According to Safran, designing cargo parachutes takes into account many more interface problems with the aircraft compared to human parachutes, and due to the chutes dimensions, the biggest one has a diameter of over 30 meters, a failure might become fatal for the aircraft. One of the first key parameters was the French Forces decision to shift from a national solution for the launch platform to the standard US system for interoperability reasons. Based on that the company is developing the new suite, which includes the ejection system, pilot chutes and up to six G-12E main chutes. This is the latest version of the well known G-12 family of US design, which has a 19.5 meters nominal diameter, and although not new this parachute is not used by US forces in such big clusters, as they prefer using a smaller number of bigger parachutes. Safran engineering office is thus currently working on justifying the capability and safety of this new solution, and aims at qualifying its solution in the near future, the company looking with interest at the potential market, considering the number of nations that deploy the Airbus air transport aircraft.  . That said, Safran is also working on solutions based on extraction parachutes, which task is to pull the load out of the aircraft, for potential future programmes.

One system that has been abandoned by France some 15 years ago is LAPES (Low-Altitude Parachute-Extraction System), considered too risky, and not in use anymore by western countries.

A system which is becoming increasingly used is precision guided air delivery; based on a gliding chute and a navigation system linked to actuators, it allows delivering the load at considerable stand-off distance. Safran is in the final stage of development of a system that exploits the same gliding parachute used for personnel, with a 200 kg maximum load capacity and a maximum launch altitude of 30,000 ft, that will replace the in service G9, which could cope with a 160 kg load and a maximum altitude of 24,000 ft. Known as SMT C-OPS (Système de Mise a Terre des Chuteurs Opérationnels), the system is based on GPS and does not include a follow-me function.
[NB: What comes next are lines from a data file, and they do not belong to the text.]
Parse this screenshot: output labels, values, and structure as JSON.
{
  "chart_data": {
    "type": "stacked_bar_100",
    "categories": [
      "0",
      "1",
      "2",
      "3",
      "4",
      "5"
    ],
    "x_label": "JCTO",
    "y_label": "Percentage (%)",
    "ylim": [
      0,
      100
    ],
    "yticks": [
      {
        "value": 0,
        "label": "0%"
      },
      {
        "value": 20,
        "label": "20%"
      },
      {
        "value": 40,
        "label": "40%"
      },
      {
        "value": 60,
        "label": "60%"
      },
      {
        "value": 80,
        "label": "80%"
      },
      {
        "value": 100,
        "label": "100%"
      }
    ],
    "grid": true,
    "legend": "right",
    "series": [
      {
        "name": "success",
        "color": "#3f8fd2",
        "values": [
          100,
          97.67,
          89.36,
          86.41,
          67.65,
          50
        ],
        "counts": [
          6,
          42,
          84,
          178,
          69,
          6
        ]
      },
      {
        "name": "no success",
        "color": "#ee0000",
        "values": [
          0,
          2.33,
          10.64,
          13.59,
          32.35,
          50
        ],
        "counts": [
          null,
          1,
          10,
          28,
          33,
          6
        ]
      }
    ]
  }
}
In perspective a new system allowing loads from 1 to 4 tonnes to be dropped and safely guided should be developed, still GPS-based, although consideration on potential opponents jamming capabilities is leading Safran to consider for the future high accuracy inertial guidance systems, one of the company specialties. Of course loads are dropped before the personnel, and their vertical speed is slightly higher in order to be sure that they are the first to hit the ground.
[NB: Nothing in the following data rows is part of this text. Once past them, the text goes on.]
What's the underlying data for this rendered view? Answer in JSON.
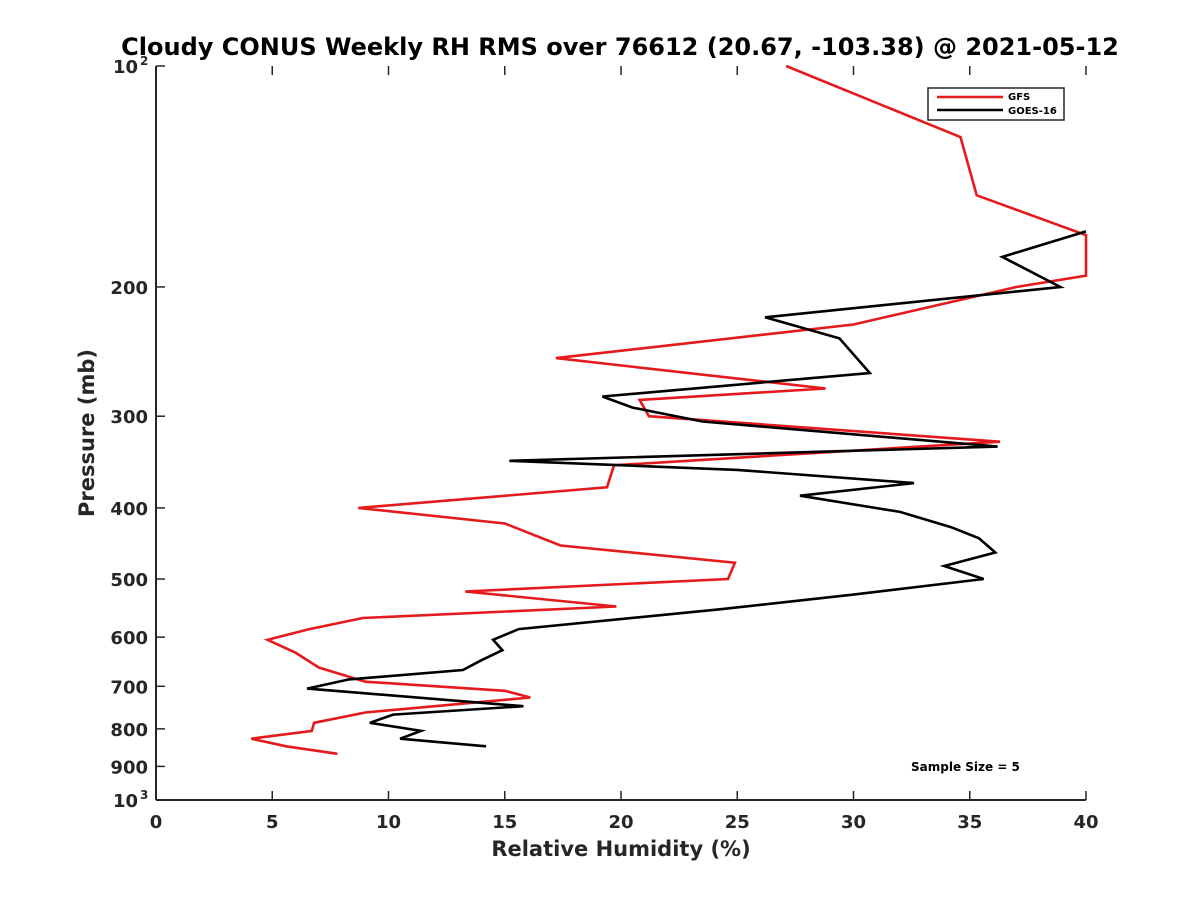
{
  "chart_data": {
    "type": "line",
    "title": "Cloudy CONUS Weekly RH RMS over 76612 (20.67, -103.38) @ 2021-05-12",
    "xlabel": "Relative Humidity (%)",
    "ylabel": "Pressure (mb)",
    "xlim": [
      0,
      40
    ],
    "ylim": [
      100,
      1000
    ],
    "yscale": "log",
    "y_direction": "reversed",
    "x_ticks": [
      0,
      5,
      10,
      15,
      20,
      25,
      30,
      35,
      40
    ],
    "y_ticks": [
      {
        "value": 100,
        "label": "10",
        "exponent": "2"
      },
      {
        "value": 200,
        "label": "200"
      },
      {
        "value": 300,
        "label": "300"
      },
      {
        "value": 400,
        "label": "400"
      },
      {
        "value": 500,
        "label": "500"
      },
      {
        "value": 600,
        "label": "600"
      },
      {
        "value": 700,
        "label": "700"
      },
      {
        "value": 800,
        "label": "800"
      },
      {
        "value": 900,
        "label": "900"
      },
      {
        "value": 1000,
        "label": "10",
        "exponent": "3"
      }
    ],
    "legend_position": "top-right",
    "annotation": "Sample Size = 5",
    "series": [
      {
        "name": "GFS",
        "color": "#e41a1c",
        "points": [
          {
            "x": 27.1,
            "y": 100
          },
          {
            "x": 34.6,
            "y": 125
          },
          {
            "x": 35.3,
            "y": 150
          },
          {
            "x": 40.0,
            "y": 170
          },
          {
            "x": 40.0,
            "y": 193
          },
          {
            "x": 37.0,
            "y": 200
          },
          {
            "x": 30.0,
            "y": 225
          },
          {
            "x": 17.2,
            "y": 250
          },
          {
            "x": 28.8,
            "y": 275
          },
          {
            "x": 20.8,
            "y": 285
          },
          {
            "x": 21.2,
            "y": 300
          },
          {
            "x": 36.3,
            "y": 325
          },
          {
            "x": 19.7,
            "y": 350
          },
          {
            "x": 19.4,
            "y": 375
          },
          {
            "x": 8.7,
            "y": 400
          },
          {
            "x": 15.0,
            "y": 420
          },
          {
            "x": 17.4,
            "y": 450
          },
          {
            "x": 24.9,
            "y": 475
          },
          {
            "x": 24.6,
            "y": 500
          },
          {
            "x": 13.3,
            "y": 520
          },
          {
            "x": 19.8,
            "y": 545
          },
          {
            "x": 8.9,
            "y": 565
          },
          {
            "x": 6.6,
            "y": 585
          },
          {
            "x": 4.8,
            "y": 605
          },
          {
            "x": 6.0,
            "y": 630
          },
          {
            "x": 7.0,
            "y": 660
          },
          {
            "x": 9.0,
            "y": 690
          },
          {
            "x": 15.0,
            "y": 710
          },
          {
            "x": 16.1,
            "y": 725
          },
          {
            "x": 9.0,
            "y": 760
          },
          {
            "x": 6.8,
            "y": 785
          },
          {
            "x": 6.7,
            "y": 805
          },
          {
            "x": 4.1,
            "y": 825
          },
          {
            "x": 5.6,
            "y": 845
          },
          {
            "x": 7.8,
            "y": 865
          }
        ]
      },
      {
        "name": "GOES-16",
        "color": "#000000",
        "points": [
          {
            "x": 40.0,
            "y": 168
          },
          {
            "x": 36.4,
            "y": 182
          },
          {
            "x": 38.9,
            "y": 200
          },
          {
            "x": 26.2,
            "y": 220
          },
          {
            "x": 29.4,
            "y": 235
          },
          {
            "x": 30.7,
            "y": 262
          },
          {
            "x": 19.2,
            "y": 282
          },
          {
            "x": 20.5,
            "y": 292
          },
          {
            "x": 23.5,
            "y": 305
          },
          {
            "x": 36.2,
            "y": 330
          },
          {
            "x": 15.2,
            "y": 345
          },
          {
            "x": 25.0,
            "y": 355
          },
          {
            "x": 32.6,
            "y": 370
          },
          {
            "x": 27.7,
            "y": 385
          },
          {
            "x": 32.0,
            "y": 405
          },
          {
            "x": 34.2,
            "y": 425
          },
          {
            "x": 35.4,
            "y": 440
          },
          {
            "x": 36.1,
            "y": 460
          },
          {
            "x": 33.9,
            "y": 480
          },
          {
            "x": 35.6,
            "y": 500
          },
          {
            "x": 30.0,
            "y": 525
          },
          {
            "x": 24.2,
            "y": 550
          },
          {
            "x": 15.6,
            "y": 585
          },
          {
            "x": 14.5,
            "y": 605
          },
          {
            "x": 14.9,
            "y": 625
          },
          {
            "x": 14.0,
            "y": 645
          },
          {
            "x": 13.2,
            "y": 665
          },
          {
            "x": 8.3,
            "y": 685
          },
          {
            "x": 6.5,
            "y": 705
          },
          {
            "x": 15.8,
            "y": 745
          },
          {
            "x": 10.2,
            "y": 765
          },
          {
            "x": 9.2,
            "y": 785
          },
          {
            "x": 11.4,
            "y": 805
          },
          {
            "x": 10.5,
            "y": 825
          },
          {
            "x": 14.2,
            "y": 845
          }
        ]
      }
    ]
  }
}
Coming to personnel, Special Forces are currently using gliding parachute with an aspect ratio around 3, which means the considering a safety margin jumping at 13,000 ft the operator can land some 10 km away from the jump location, while jumping at 24,000 ft, the limit of the gliding chute currently in use with French forces, the distance is over the double. Safran is finalising the qualification of the new French SF gliding parachute, the whole system being known as known as MMS 400 (Multi Mission System) while the wing itself is known as Phantom 400, the number showing the surface which is of  400 ft2. This is a further development of the MMS 360 or Phantom 360, which surface is 360 ft2, which already obtained an export order from Spain. According to Safran this new parachute has an aspect ratio between 4 and 5 and allows to jump at higher altitude, up to 29,500 ft, and if the operational detachment is able to fully exploit the jetstream keeping the main wind in its back it can land at some 80 km from the jumping point, making it extremely hard for the enemy to understand where the LZ can be. The Phantom 360 features 11 cells plus the stabiliser, the maximum payload being 210 kg, with a minimum payload of 80 kg and a deployment velocity of 175 knots, while the Phantom 400 has a maximum overall weight of 200 kg, due to the fact that it is certified at a higher altitude, which brings more stress to the canopy.

While in the past the DGA was carrying out autonomously all flight tests, the test phase has now been assigned to the manufacturer, thus Safran is now carrying out this activity in the United States, hiring a civilian C-130 Hercules and deploying its test team.